Just to enliven your Thursday, here's a quote from John Keast Lord, The Naturalist in Vancouver Island and British Columbia (1866):
I have often seen a shoal of herrings, when hotly pursued by the dogfish, dash into a little rock-bound nook, the water lashed into white spray by a thousand tails and fins, plied with all the power and energy the poor struggling fish could exert to escape the dreaded foe. A wall of rocks, right and left, ahead the shelving shingle—on they go, and hundreds lie high-and-dry, panting on the pebbles. It is just as well perhaps to die there, as to be torn, bitten, and eaten by the piratical cannibals that are waging the fearful havoc on the imprisoned shoal.
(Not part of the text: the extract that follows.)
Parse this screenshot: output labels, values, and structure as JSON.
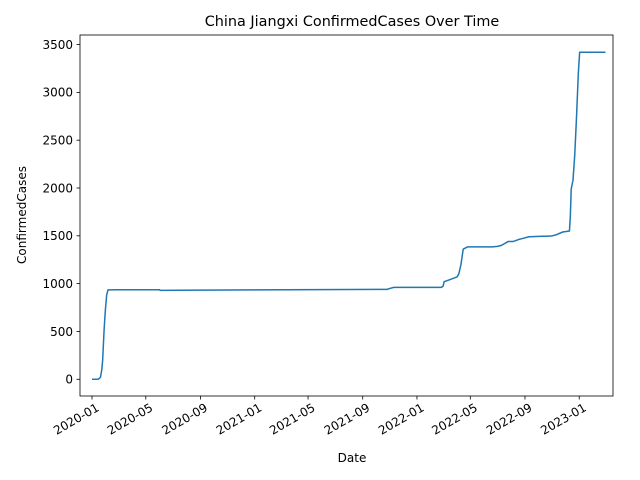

The dogfish wound ten times as many as they eat, and, having satiated and gorged their greedy stomachs, swim lazily away, leaving the dead, dying, and disabled to the tender mercies of the sea-birds watching the battle, ever ready to pounce upon the unprotected, and end its miseries.
Loved this piece!
Just to enliven your Thursday, here's a quote from John Keast Lord, The Naturalist in Vancouver Island and British Columbia (1866):
I have often seen a shoal of herrings, when hotly pursued by the dogfish, dash into a little rock-bound nook, the water lashed into white spray by a thousand tails and fins, plied with all the power and energy the poor struggling fish could exert to escape the dreaded foe. A wall of rocks, right and left, ahead the shelving shingle—on they go, and hundreds lie high-and-dry, panting on the pebbles. It is just as well perhaps to die there, as to be torn, bitten, and eaten by the piratical cannibals that are waging the fearful havoc on the imprisoned shoal. The dogfish wound ten times as many as they eat, and, having satiated and gorged their greedy stomachs, swim lazily away, leaving the dead, dying, and disabled to the tender mercies of the sea-birds watching the battle, ever ready to pounce upon the unprotected, and end its miseries.
Yours in herring,
Boyd
Thanks. Always fun to read the accounts of early naturalists. They have such colorful language.